EUはこうした各国努力を支えるため、特にレオナルド・ダ・ビンチ・プログラムの下で企業研修の機会を拡大し欧州域内での学生の移動を促進することや、若者の起業家支援、職業資格の相互承認に関するEU規則の見直しを通じて、労働者の国境を越えた移動促進を強化していく。

(2)経済、特に中小企業の資金アクセスの促進
企業の成長と雇用創出力をしばしば限定させる現在の信用収縮(クレジット・クランチ)を防ぐための方策をとることが極めて重要だ。銀行への長期貸し出しという、欧州中央銀行(ECB)が最近実施した措置はこの点でとても役立つ、と強調。各国の監督機関や欧州銀行監督機構(EBA)は、銀行の資本増強が経済金融にネガティブな影響を与え得るレバレッジの解消につながらないことを保証しなければならない、と指摘している。

2,300万社に上る欧州の中小企業は欧州経済成功のための中枢で、雇用供給のカギだとし、中小企業とインフラ整備向けの欧州投資銀行(EIB)の支援を強化するための緊急措置について6月までに合意する。そのほか、主要なインフラプロジェクトへの民間融資を促進するための「プロジェクト債」利用に向けた予備段階に関する欧州委員会の提案を迅速に検討する。

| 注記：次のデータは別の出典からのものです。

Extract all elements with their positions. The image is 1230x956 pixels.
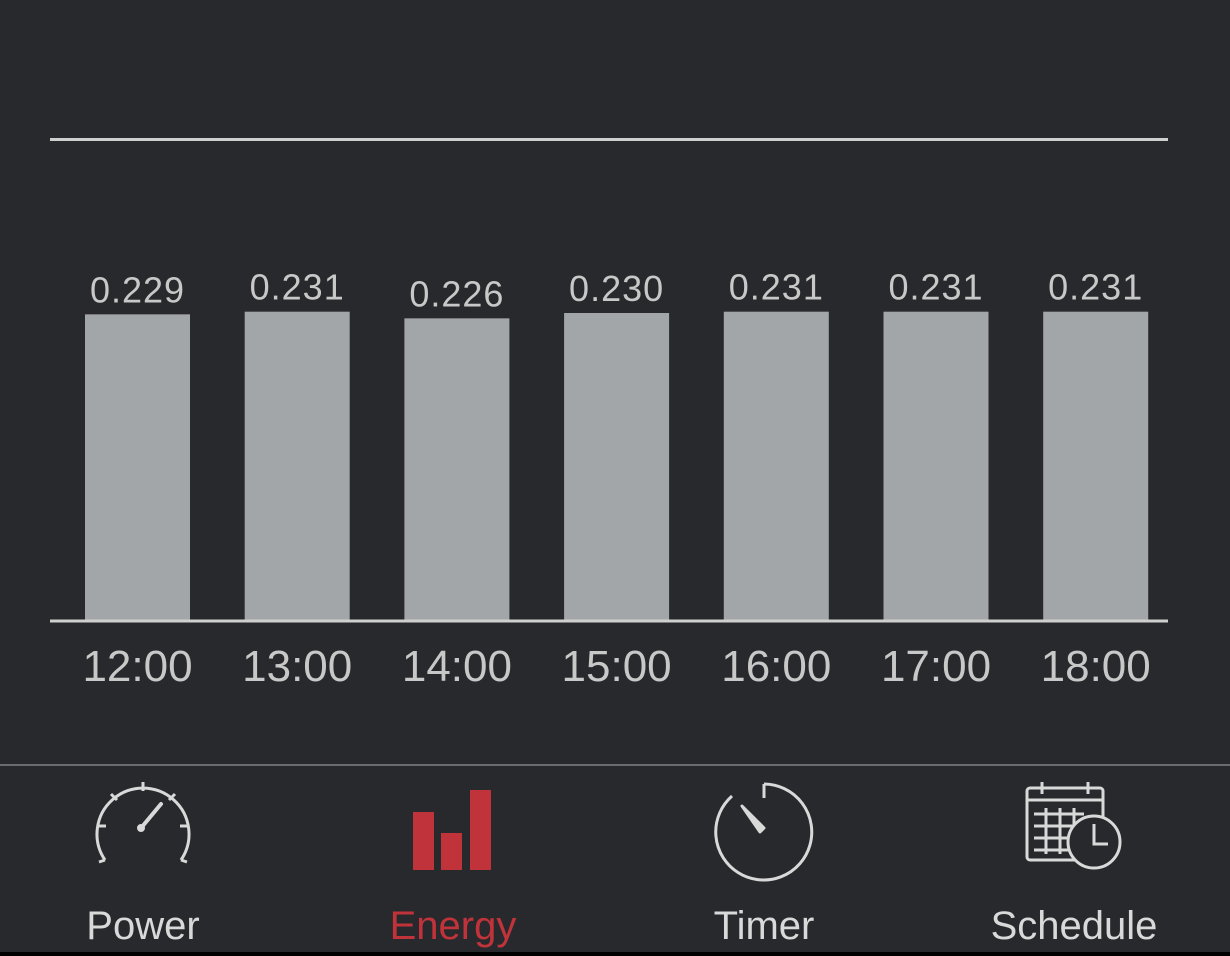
bar-value-label: 0.231 xyxy=(250,267,345,308)
bar[interactable] xyxy=(85,314,190,620)
bar-value-label: 0.231 xyxy=(1048,267,1143,308)
tab-energy[interactable]: Energy xyxy=(333,766,573,954)
tab-bar: Power Energy Timer Schedule xyxy=(0,764,1230,954)
x-tick-label: 13:00 xyxy=(242,642,352,691)
bar[interactable] xyxy=(404,318,510,620)
bar[interactable] xyxy=(883,311,989,620)
tab-power[interactable]: Power xyxy=(23,766,263,954)
tab-timer[interactable]: Timer xyxy=(644,766,884,954)
bar[interactable] xyxy=(1043,311,1149,620)
tab-schedule[interactable]: Schedule xyxy=(954,766,1194,954)
bar-value-label: 0.230 xyxy=(569,268,664,309)
energy-bar-chart: 0.229 12:00 0.231 13:00 0.226 14:00 0.230 15:00… xyxy=(50,138,1168,691)
tab-label: Timer xyxy=(713,904,815,948)
bar-value-label: 0.226 xyxy=(409,273,504,314)
bottom-edge xyxy=(0,952,1230,956)
bar[interactable] xyxy=(244,311,350,620)
x-tick-label: 17:00 xyxy=(881,642,991,691)
speedometer-icon xyxy=(95,782,191,864)
timer-icon xyxy=(714,782,814,882)
bar[interactable] xyxy=(723,311,829,620)
bar-value-label: 0.229 xyxy=(90,269,185,310)
bar-value-label: 0.231 xyxy=(888,267,983,308)
tab-label: Power xyxy=(86,904,200,948)
x-tick-label: 14:00 xyxy=(402,642,512,691)
x-tick-label: 18:00 xyxy=(1041,642,1151,691)
bar[interactable] xyxy=(564,313,670,620)
tab-label: Energy xyxy=(389,904,517,948)
bar-chart-icon xyxy=(413,790,491,870)
tab-label: Schedule xyxy=(990,904,1158,948)
x-tick-label: 12:00 xyxy=(82,642,192,691)
x-tick-label: 16:00 xyxy=(721,642,831,691)
x-tick-label: 15:00 xyxy=(562,642,672,691)
bar-value-label: 0.231 xyxy=(729,267,824,308)
calendar-clock-icon xyxy=(1025,782,1122,870)
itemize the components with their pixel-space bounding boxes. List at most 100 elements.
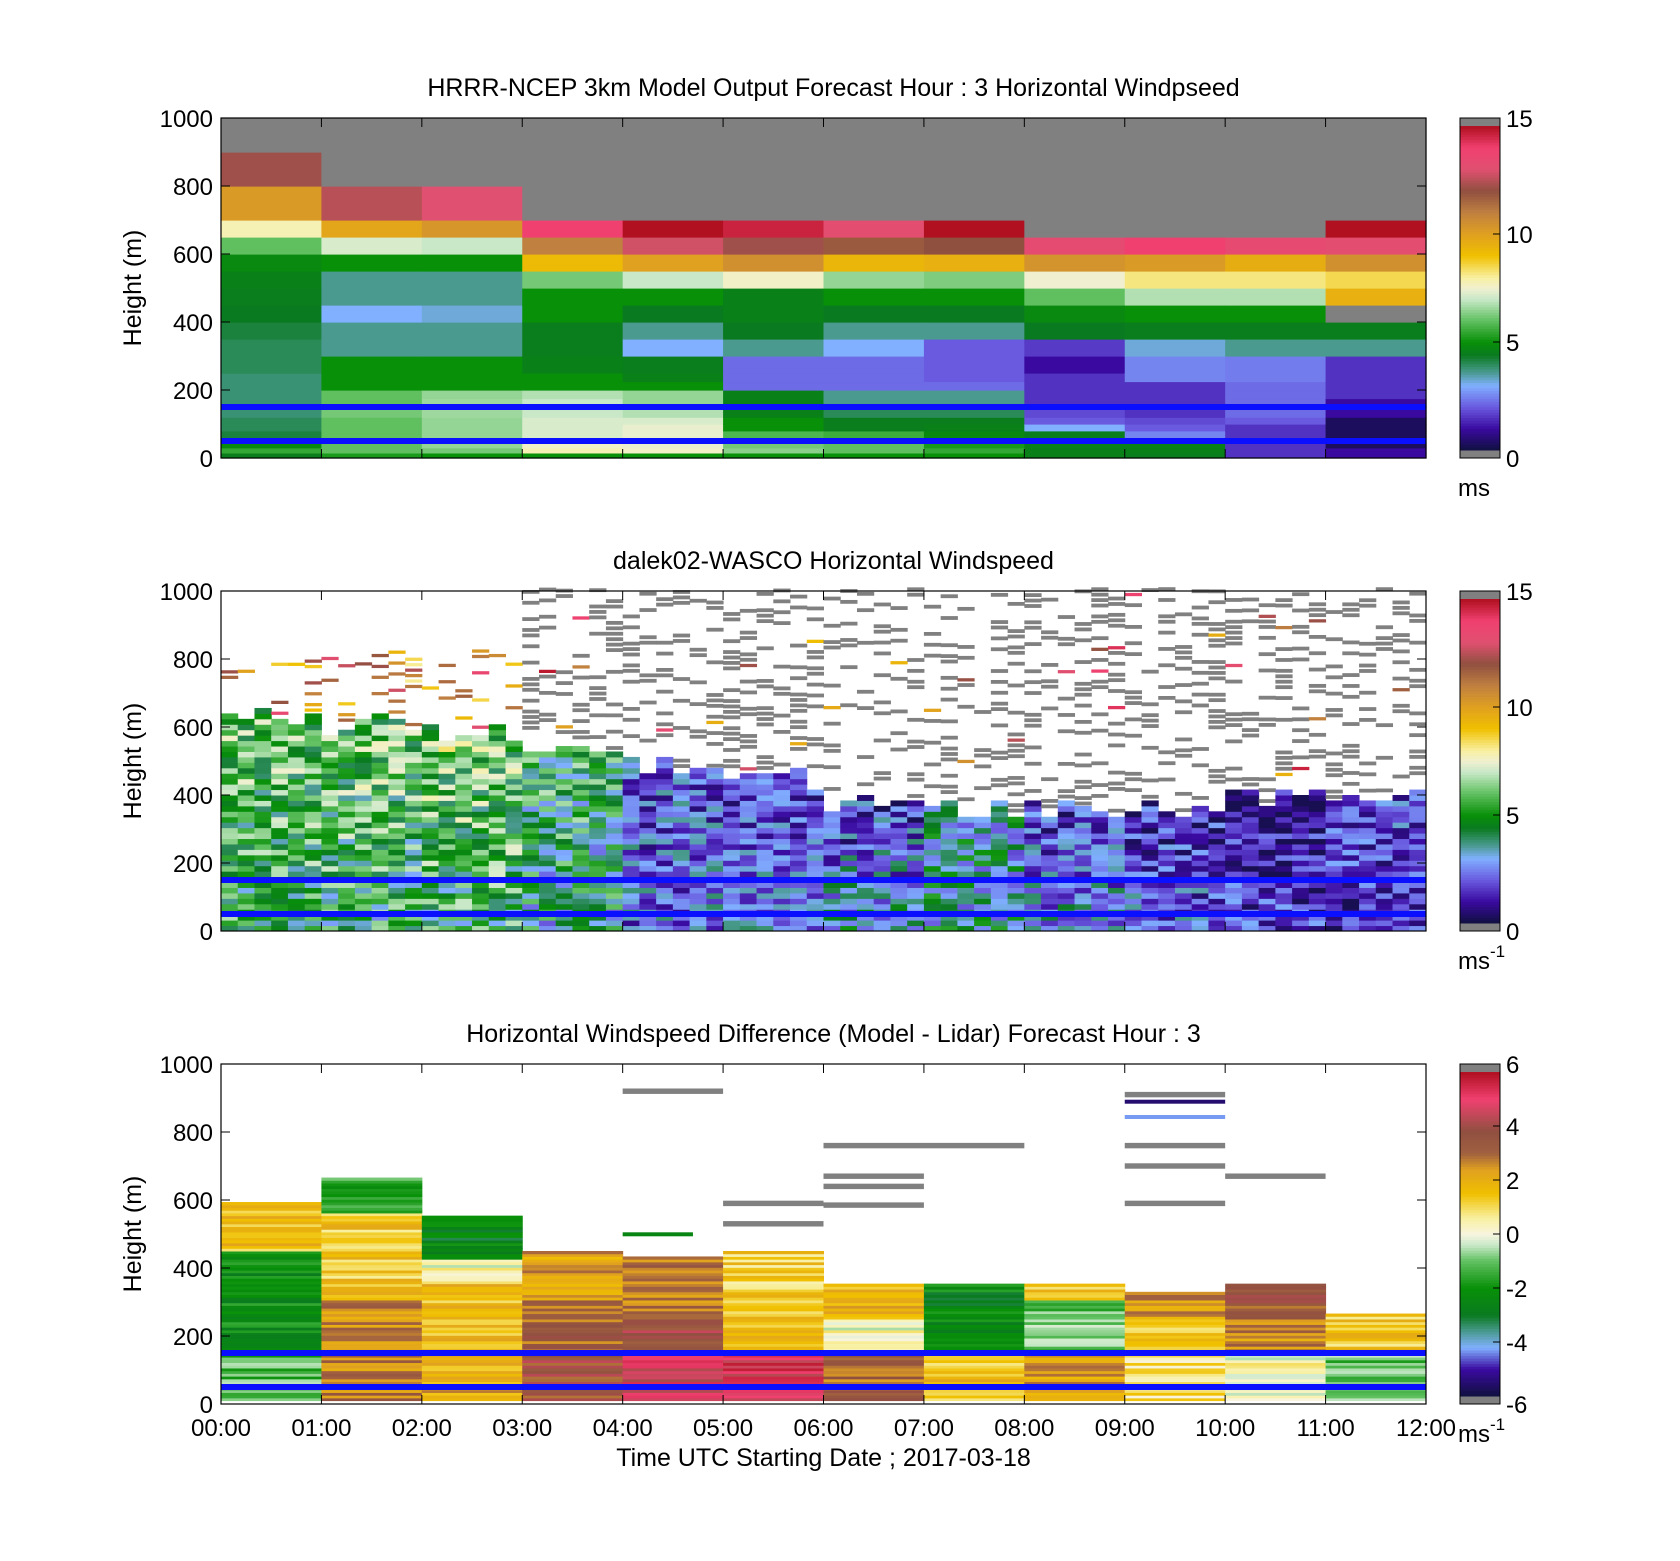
heatmap-cell: [421, 1264, 523, 1268]
missing-cell: [1258, 717, 1276, 722]
heatmap-cell: [505, 816, 523, 823]
heatmap-cell: [1024, 417, 1126, 425]
heatmap-cell: [890, 925, 908, 932]
heatmap-cell: [271, 711, 289, 715]
colorbar-tick-label: -2: [1506, 1276, 1527, 1303]
heatmap-cell: [1275, 865, 1293, 872]
heatmap-cell: [221, 854, 239, 861]
missing-cell: [522, 682, 540, 687]
missing-cell: [1091, 619, 1109, 624]
heatmap-cell: [806, 795, 824, 801]
colorbar-segment: [1460, 1223, 1500, 1227]
heatmap-cell: [221, 305, 323, 323]
heatmap-cell: [287, 882, 306, 888]
heatmap-cell: [254, 838, 272, 845]
heatmap-cell: [957, 920, 975, 927]
heatmap-cell: [572, 805, 590, 812]
missing-cell: [1108, 596, 1126, 601]
heatmap-cell: [1091, 887, 1109, 894]
missing-cell: [605, 648, 624, 652]
heatmap-cell: [237, 898, 255, 905]
heatmap-cell: [421, 1319, 523, 1323]
heatmap-cell: [1124, 898, 1142, 905]
heatmap-cell: [1007, 854, 1025, 861]
heatmap-cell: [221, 1204, 322, 1208]
heatmap-cell: [472, 805, 490, 812]
heatmap-cell: [890, 903, 908, 910]
colorbar-segment: [1460, 842, 1500, 846]
heatmap-cell: [739, 773, 758, 780]
heatmap-cell: [555, 762, 573, 769]
heatmap-cell: [873, 805, 891, 812]
heatmap-cell: [605, 860, 624, 867]
heatmap-cell: [421, 1365, 523, 1369]
heatmap-cell: [723, 1381, 824, 1385]
heatmap-cell: [455, 860, 473, 867]
colorbar-segment: [1460, 644, 1500, 649]
missing-cell: [1174, 666, 1193, 671]
heatmap-cell: [221, 1215, 322, 1219]
missing-cell: [1108, 732, 1126, 737]
heatmap-cell: [522, 1310, 624, 1315]
heatmap-cell: [622, 398, 724, 408]
heatmap-cell: [1292, 766, 1310, 771]
missing-cell: [790, 708, 808, 713]
heatmap-cell: [1024, 1395, 1126, 1399]
heatmap-cell: [321, 1291, 423, 1296]
heatmap-cell: [1158, 887, 1176, 894]
missing-cell: [622, 663, 640, 668]
heatmap-cell: [923, 442, 1025, 449]
heatmap-cell: [1024, 1299, 1126, 1304]
missing-cell: [1275, 766, 1293, 771]
missing-cell: [522, 720, 540, 725]
heatmap-cell: [405, 816, 423, 823]
heatmap-cell: [1024, 1297, 1126, 1301]
heatmap-cell: [287, 914, 306, 921]
missing-cell: [790, 698, 808, 702]
heatmap-cell: [271, 746, 289, 752]
heatmap-cell: [405, 784, 423, 791]
missing-cell: [522, 628, 540, 632]
missing-cell: [1141, 588, 1159, 592]
heatmap-cell: [237, 871, 255, 878]
heatmap-cell: [1275, 795, 1293, 801]
missing-cell: [1359, 690, 1377, 695]
heatmap-cell: [221, 1343, 322, 1347]
heatmap-cell: [1392, 800, 1410, 807]
heatmap-cell: [723, 887, 741, 894]
colorbar-segment: [1460, 1088, 1500, 1092]
missing-cell: [1225, 717, 1243, 722]
heatmap-cell: [1091, 816, 1109, 823]
missing-cell: [1342, 640, 1360, 645]
colorbar-segment: [1460, 182, 1500, 186]
missing-cell: [589, 713, 607, 718]
heatmap-cell: [488, 838, 507, 845]
heatmap-cell: [823, 887, 841, 894]
heatmap-cell: [237, 718, 255, 725]
heatmap-cell: [221, 778, 239, 785]
missing-cell: [689, 680, 707, 685]
heatmap-cell: [589, 920, 607, 927]
heatmap-cell: [840, 914, 858, 921]
heatmap-cell: [873, 860, 891, 867]
heatmap-cell: [1124, 322, 1226, 340]
heatmap-cell: [1024, 1381, 1126, 1385]
heatmap-cell: [388, 903, 406, 910]
heatmap-cell: [1325, 1373, 1427, 1377]
heatmap-cell: [1208, 849, 1226, 856]
missing-cell: [1007, 650, 1025, 655]
missing-cell: [1359, 603, 1377, 608]
missing-cell: [923, 642, 942, 647]
colorbar-segment: [1460, 1090, 1500, 1095]
heatmap-cell: [321, 1376, 423, 1380]
heatmap-cell: [421, 430, 523, 439]
heatmap-cell: [555, 805, 573, 812]
missing-cell: [723, 709, 741, 714]
heatmap-cell: [823, 1367, 925, 1372]
missing-cell: [1392, 709, 1410, 714]
heatmap-cell: [221, 1367, 322, 1372]
heatmap-cell: [656, 805, 674, 812]
heatmap-cell: [354, 729, 373, 736]
heatmap-cell: [840, 920, 858, 927]
heatmap-cell: [1124, 1389, 1226, 1393]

加盟各国で求められる方策は、各国の国家改革プログラムに反映させ、EU閣僚理事会は6月までに、EUレベルで取られた措置の実施状況を報告する。

(3)単一市場の完成
単一市場は欧州経済成長の主要な原動力だと強調。これは、EUレベルで雇用と成長を促進するためにできる活動分野だとし、単一市場法案やデジタル単一市場、現在進めている中小企業や零細企業への規制負担の全体的な削減を明確な優先課題だと指摘。標準化やエネルギー効率化、会計標準の簡素化に関する合意を6月末までに、公共調達規則の簡素化(2012年1月19日記事参照)に関する合意を年末までに行うよう求めている。また電子署名に関する法案の6月までの提示など、eコマース行動計画の迅速な実施にも触れた(2012年1月27日記事参照)

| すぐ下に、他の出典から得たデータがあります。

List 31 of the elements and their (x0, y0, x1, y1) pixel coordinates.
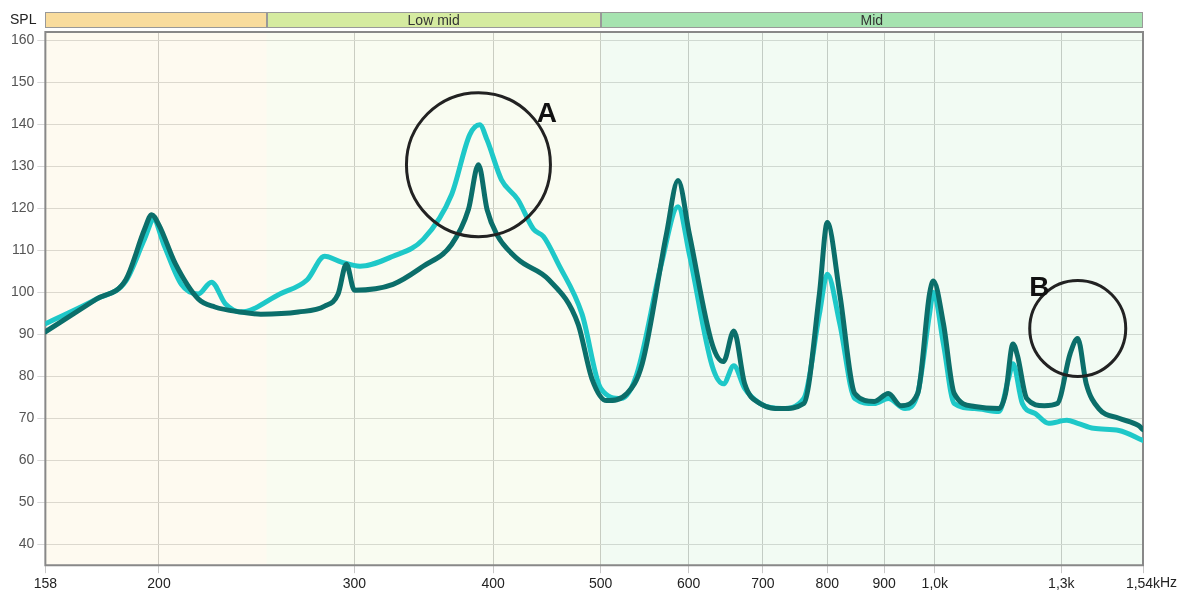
y-tick-label: 160 (11, 31, 35, 48)
x-tick-label: 400 (481, 575, 506, 592)
y-tick-label: 50 (18, 493, 35, 510)
y-tick-label: 100 (11, 283, 35, 300)
band-label: Low mid (266, 12, 601, 28)
y-tick-label: 60 (18, 451, 35, 468)
y-tick-label: 70 (18, 409, 35, 426)
annotation: A (536, 96, 557, 128)
y-tick-label: 130 (11, 157, 35, 174)
x-tick-label: 1,54k (1125, 575, 1162, 592)
x-tick-label: 200 (147, 575, 171, 592)
y-tick-label: 140 (11, 115, 35, 132)
x-tick-label: 1,0k (921, 575, 950, 592)
y-tick-label: 110 (12, 241, 35, 258)
y-tick-label: 150 (11, 73, 35, 90)
x-tick-label: 900 (872, 575, 896, 592)
x-tick-label: 158 (33, 575, 58, 592)
x-tick-label: 1,3k (1048, 575, 1076, 592)
y-tick-label: 80 (18, 367, 35, 384)
x-tick-label: 600 (676, 575, 701, 592)
band-label: Mid (600, 12, 1143, 28)
x-tick-label: 800 (815, 575, 840, 592)
x-tick-label: 700 (751, 575, 775, 592)
y-tick-label: 90 (18, 325, 35, 342)
x-tick-label: 300 (342, 575, 367, 592)
y-tick-label: 40 (18, 535, 35, 552)
x-axis-title: Hz (1160, 574, 1178, 591)
annotation: B (1029, 270, 1050, 302)
y-axis-title: SPL (10, 10, 37, 27)
y-tick-label: 120 (11, 199, 35, 216)
x-tick-label: 500 (589, 575, 613, 592)
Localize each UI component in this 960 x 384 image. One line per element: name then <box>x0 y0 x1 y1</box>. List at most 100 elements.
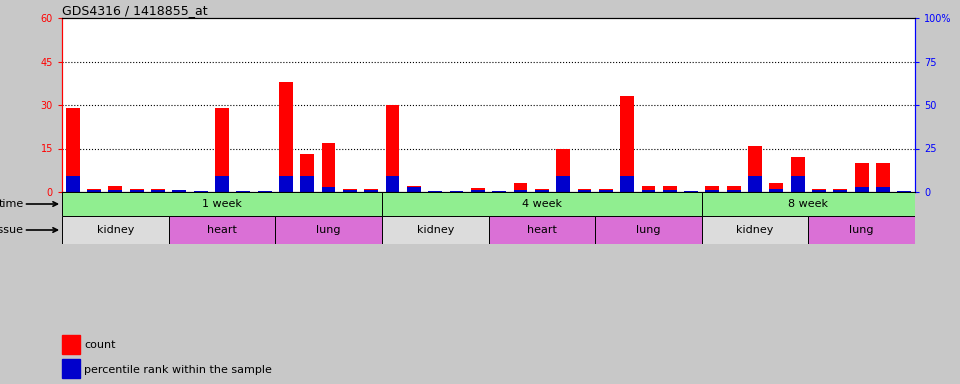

また声明では、対外的な市場アクセスの改善による成長と雇用の確保にも触れた。12年は主要なパートナーとの自由貿易協定(FTA)を推進する上で決定的な年になるとし、具体例として米国との間で設置したハイレベル作業部会(2011年12月22日記事参照)に触れ、EU・米国の貿易投資の促進に向けたあらゆる選択肢を検討すべきだと指摘した。同作業部会では、12年6月までに中間報告を作成し、同年内に勧告を含む報告書を作成することになっている。なお、声明では直接触れていないが、日本とのFTAについても、12年上半期議長国のデンマークが任期中の交渉開始を課題として挙げている(2012年1月12日記事参照)

<「財政協定」は英国とチェコを除く25ヵ国で合意>
今回の欧州理事会で2つ目の主要テーマとなった「欧州債務危機からの脱出」については、主に次の4点が議論された。1点目は11年12月の欧州理事会で合意された「財政協定」(2011年12月12日記事参照)について、英国とチェコを除くEU25ヵ国が締結することで合意。3月の欧州理事会で署名した上で、ユーロ圏12ヵ国の批准で発効することを確認した。英国は11年12月の欧州理事会で「財政協定」に参加しない意向を明らかにしていたが、チェコは、フランスのサルコジ大統領が国別記者会見で説明したところによると、「憲法上の理由」としており、将来的には参加し得るとした。

2点目は、11年12月の欧州理事会でも合意されたESMの設立を13年半ばから1年間前倒しし、12年7月から機能させることを確認した。ユーロ圏17ヵ国は次のユーロ・グループ(非公式ユーロ圏財務相会合)で署名するよう各国財務相に求めた。

3点目も11年12月の欧州理事会で合意したことだが、EFSFとESMの下での融資能力の上限について、3月の欧州理事会で評価することを確認した。

4点目は、ギリシャの債務問題に関し、民間部門との交渉が進展したことを評価し、各国財務相に対して民間部門関与の合意を実施し、新しいプログラムを2月初めの週末までに採択、2月半ばまでに「民間部門関与(PSI)」の立ち上げを間に合わせるために必要なすべての措置を急ぐよう要請した。

さらに、今回の会合の公式な課題ではなかったが、外相理事会が1月23日に決定した、イランの核問題に絡む原油輸入禁止を含む制裁措置を確認するとともに、ミャンマーの変化を歓迎し、こうした変革がEU・ミャンマー関係の発展にとって重要な新しい見通しを開いたとし、同国政府に対し、改革継続の決定を維持するよう求めた。